Saturday, November 29, 2008

15 years is a long time. Right?

Tonight I'm going to my 15 year high school reunion. This morning I checked the evite hoping that someone that I was friends with would be there. It didn't surprise me that most of the people who confirmed that they were coming I either didn't remember or ran with a totally different crowd. And the reason that this didn't surprise me was that during the four years I spent at Dominican High School I spoke to maybe five people.

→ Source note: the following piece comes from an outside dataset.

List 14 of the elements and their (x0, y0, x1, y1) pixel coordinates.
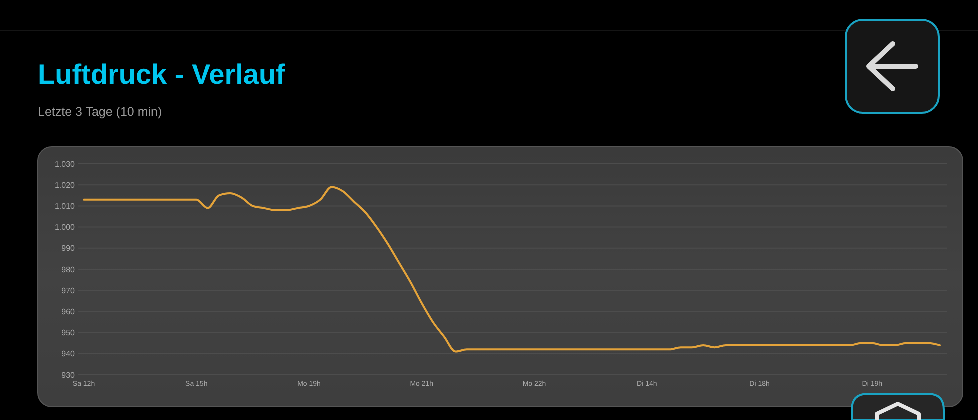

I went to six different schools from 1st grade through 12th, and I spent the majority of that time walking around by myself being taller than everybody. I was made fun of a lot by other kids, even other unpopular ones because I was lower on the nerd food chain, but what I didn't know then that I know now is that I kept myself in that place. The more they made fun of me, the quieter I became, the taller and more awkward I felt until eventually being quiet, awkward, and funny looking was how I defined myself. If my 33 year old self ran into a 14 year old version of myself I would call her a late bloomer. At 14 I called myself a loser. I didn't even make good grades like nerds were supposed to. I just daydreamed and stared out the window wanting to be somewhere else.

It wasn't like I never had friends, but they were few and they were more like people I talked to if I had to, like if I forgot a pencil and had to borrow one, or if I was forced to pair up with them in chemistry lab. That was before I discovered Kristen and Jennifer and we became The Bullshit Bandits. The Bullshit Bandits is another blog for another time, but let's just say that the three of us felt equally out of place in the world, and hated other girls we went to school with (it was an all-girls school - more cause for angst) who seemed so stupid and yet so sure of their place in the world. It was around senior year we began to write The Daily Dominican Obituaries, a ficticious, newspaper with fake, ridiculous obitiuaries about girls we didn't like. This was the inside joke among the three of us that I've based my young adult book on. I've changed a few things. The original D.O.'s were written from a nun's point of view and they were about students at an all-girl, Catholic school. In the book, The D.O.'s are written from the students' point of view at co-ed, public Martin Dylanson High School. But the premise is the same.

So. I'm going to show up at this reunion tonight. Since I've become much, much, much, much, MUCH more outgoing in the last fifteen years I'm not too nervous about walking into a group of people I don't know that well without Chris, Jennifer or Kristen. Jennifer lives in Tenessee, Kristen has fallen off the face of the Earth, and husbands aren't welcome until two and a half hours after the reunion begins. I'm also sure that these people have changed as much as I have, and that most likely real life has beaten down the snootier ones. What I'm unsure about is if I should tell these ladies that the novel that I'm working on, the one that I've gotten the most professional interest in, is based on stories I wrote 15 years ago in which some of them died. Because I thought they were bitches. How would that conversation go?

'93 classmate: You wrote what?
me: An obituary about how you choked to death on a fake fingernail.
'93 classmate: I died?
me: Yeah, but it was only because I thought you were a fake bitch back then. I think you're totally cool now. And I don't write that kind of stuff anymore Well, I mean I am writing a book about it now. But you're not in it. I kill off other kids. Who are based on you. They're in my head.
'93 classmate: [silent]
me: So what do you do now?
'93 classmate: I'm a therapist. Here's my card. Call any number other than that one for help.

On second thought, maybe I'll tell them that I'm writing a western. I'll let you know how it goes.

2 comments:

biggearhead said...

I love that conversation. It's far more interesting than any I had at my 20th this summer. The band ended up having a gig an hour earlier than I'd thought, so I had to leave early, which was right when everyone was showing up. I ended up (not at all intentionally) talking to three guys I hung out with in high school and grade school. Nice, but nothing more than the kind of conversation you might have if you ran into them at the video store or something. No one choked on anything.

Embee Breedlove said...

i avoided my tenth as if it were actually a cloistering of souls infected with the black plague. not that they particularly bothered to find me or anything - i was told by one of the very few people that i still speak to from that era that he'd gotten an invite. oh, how my heart ached to leave NYC to attend a crappy party in suburban maryland... can you tell how much i liked high school?

I went to... lemme count... six! six schools between k and 12. it's like we're soul mates.